Most members of the Finance and Budget Committee’s subcommittee tasked with reviewing the draft Banking Reform Law agree on the need to protect the legislative reform process from both endless debate and political divisions, which could undermine the urgent financial restructuring Lebanon requires domestically and internationally. Participants stressed that the government must swiftly refer the Financial Regularization Law to Parliament. This law, which focuses on recovering deposits and assigning responsibilities, is legally and operationally linked to the Banking Reform Law, as reflected in several provisions, particularly Article 36, which helps quantify the financial gap while advancing sector restructuring.
Nonetheless, significant divisions have emerged within the committee, especially between government representatives and the Governor of Banque du Liban (BDL), Karim Souhaid, over the composition and powers of the Higher Banking Commission.
Discussions revealed efforts by figures close to Prime Minister Nawaf Salam, Economy Minister Amer Bisat and Finance Minister Yassine Jaber to fast-track the draft law’s adoption in Parliament before essential amendments are completed, arguing that the international community and the International Monetary Fund (IMF) are awaiting this legislation as a prerequisite for releasing aid.
This push continues despite Minister Jaber’s clear understanding that the current draft does not meet the necessary standards, whether in terms of institutional structure, legal formulation or the balance of powers among authorities. Souhaid and several MPs voiced substantial legal objections, with Souhaid linking all his reservations to the Code of Money and Credit. He considers this framework a red line that must not be breached; otherwise, no banking reform law can proceed.
The draft Banking Reform Law envisions establishing a Higher Banking Commission empowered to decide on the liquidation, merger or rehabilitation of banks based on independent assessments of their status. Souhaid rejected the government’s proposal outright, viewing it as an infringement on the BDL’s prerogatives through the Commission’s extensive powers and appointment process.
Accordingly, Souhaid presented a counterproposal amending the government’s draft, particularly regarding the composition and powers of this body. He emphasized the need to guarantee the independence of both BDL and the Higher Commission from the government’s political interference and undue influence from the banking sector itself.
This proposal was not welcomed by the Prime Minister’s team. It calls for creating an authority separate from the Higher Banking Commission, whose experts would not be appointed by either the government or banking representatives, since it would be responsible for critical decisions on banks’ status. The body’s main mandate would be to protect the banking sector from any future systemic crises by continually assessing banks’ conditions. Souhaid also insists on explicitly defining the obligations and powers of the Higher Banking Commission’s members.
Under his proposal, the Higher Banking Commission established by Law No. 28 of May 9, 1967, would serve as the competent body for deciding whether a bank should undergo rehabilitation or liquidation once the financial and banking crisis that began in 2019 has ended, provided no other systemic or currency crisis exists. Its authority would be strictly limited to addressing the situation of a single failing bank in line with the law’s provisions.
Beyond its existing statutory powers, the Commission would also assume new restructuring responsibilities set out in Souhaid’s proposal.

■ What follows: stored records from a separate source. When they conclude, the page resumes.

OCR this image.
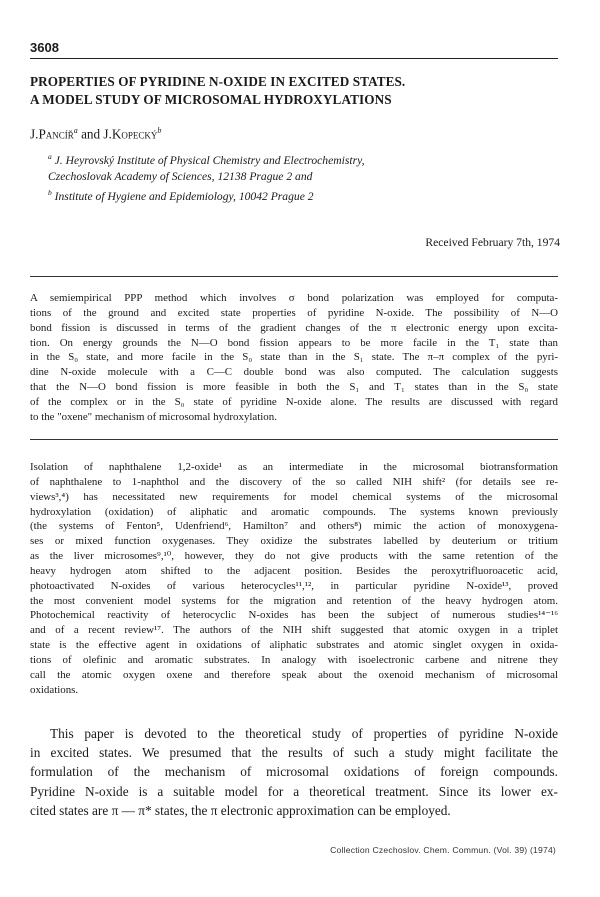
3608
PROPERTIES OF PYRIDINE N-OXIDE IN EXCITED STATES.
A MODEL STUDY OF MICROSOMAL HYDROXYLATIONS
J.Pancíř$^a$ and J.Kopecký$^b$
$^a$ J. Heyrovský Institute of Physical Chemistry and Electrochemistry,
Czechoslovak Academy of Sciences, 12138 Prague 2 and
$^b$ Institute of Hygiene and Epidemiology, 10042 Prague 2
Received February 7th, 1974
A semiempirical PPP method which involves σ bond polarization was employed for computa-
tions of the ground and excited state properties of pyridine N-oxide. The possibility of N—O
bond fission is discussed in terms of the gradient changes of the π electronic energy upon excita-
tion. On energy grounds the N—O bond fission appears to be more facile in the T₁ state than
in the S₀ state, and more facile in the S₀ state than in the S₁ state. The π–π complex of the pyri-
dine N-oxide molecule with a C—C double bond was also computed. The calculation suggests
that the N—O bond fission is more feasible in both the S₁ and T₁ states than in the S₀ state
of the complex or in the S₀ state of pyridine N-oxide alone. The results are discussed with regard
to the "oxene" mechanism of microsomal hydroxylation.
Isolation of naphthalene 1,2-oxide¹ as an intermediate in the microsomal biotransformation
of naphthalene to 1-naphthol and the discovery of the so called NIH shift² (for details see re-
views³,⁴) has necessitated new requirements for model chemical systems of the microsomal
hydroxylation (oxidation) of aliphatic and aromatic compounds. The systems known previously
(the systems of Fenton⁵, Udenfriend⁶, Hamilton⁷ and others⁸) mimic the action of monoxygena-
ses or mixed function oxygenases. They oxidize the substrates labelled by deuterium or tritium
as the liver microsomes⁹,¹⁰, however, they do not give products with the same retention of the
heavy hydrogen atom shifted to the adjacent position. Besides the peroxytrifluoroacetic acid,
photoactivated N-oxides of various heterocycles¹¹,¹², in particular pyridine N-oxide¹³, proved
the most convenient model systems for the migration and retention of the heavy hydrogen atom.
Photochemical reactivity of heterocyclic N-oxides has been the subject of numerous studies¹⁴⁻¹⁶
and of a recent review¹⁷. The authors of the NIH shift suggested that atomic oxygen in a triplet
state is the effective agent in oxidations of aliphatic substrates and atomic singlet oxygen in oxida-
tions of olefinic and aromatic substrates. In analogy with isoelectronic carbene and nitrene they
call the atomic oxygen oxene and therefore speak about the oxenoid mechanism of microsomal
oxidations.
This paper is devoted to the theoretical study of properties of pyridine N-oxide
in excited states. We presumed that the results of such a study might facilitate the
formulation of the mechanism of microsomal oxidations of foreign compounds.
Pyridine N-oxide is a suitable model for a theoretical treatment. Since its lower ex-
cited states are π — π* states, the π electronic approximation can be employed.
Collection Czechoslov. Chem. Commun. (Vol. 39) (1974)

The law governing the Commission would be amended to replace the member appointed upon the recommendation of the Association of Banks to the Banking Control with the Commission’s Chair.
Souhaid has repeatedly emphasized in committee meetings that the law currently under review – and any other current or future legislation concerning financial balance or the allocation of financial responsibilities – can be proposed by the Cabinet and passed by Parliament. However, in accordance with Articles 71 and 72 of the Code of Money and Credit, BDL’s role is limited to providing opinions, advice and guidance, with the sole objective of ensuring that any new laws are effective and compatible with the existing regulatory framework.
In earlier subcommittee sessions, members agreed on definitions for liquidation procedures, net asset valuation, obligations to bank employees and the concept of a single depositor. They also revised Article 2 of the draft and amended Article 3 to enshrine BDL’s independence, reaffirm its role in maintaining financial and monetary stability, and to protect deposits throughout any restructuring or liquidation process, in line with Article 70 of the Code of Money and Credit.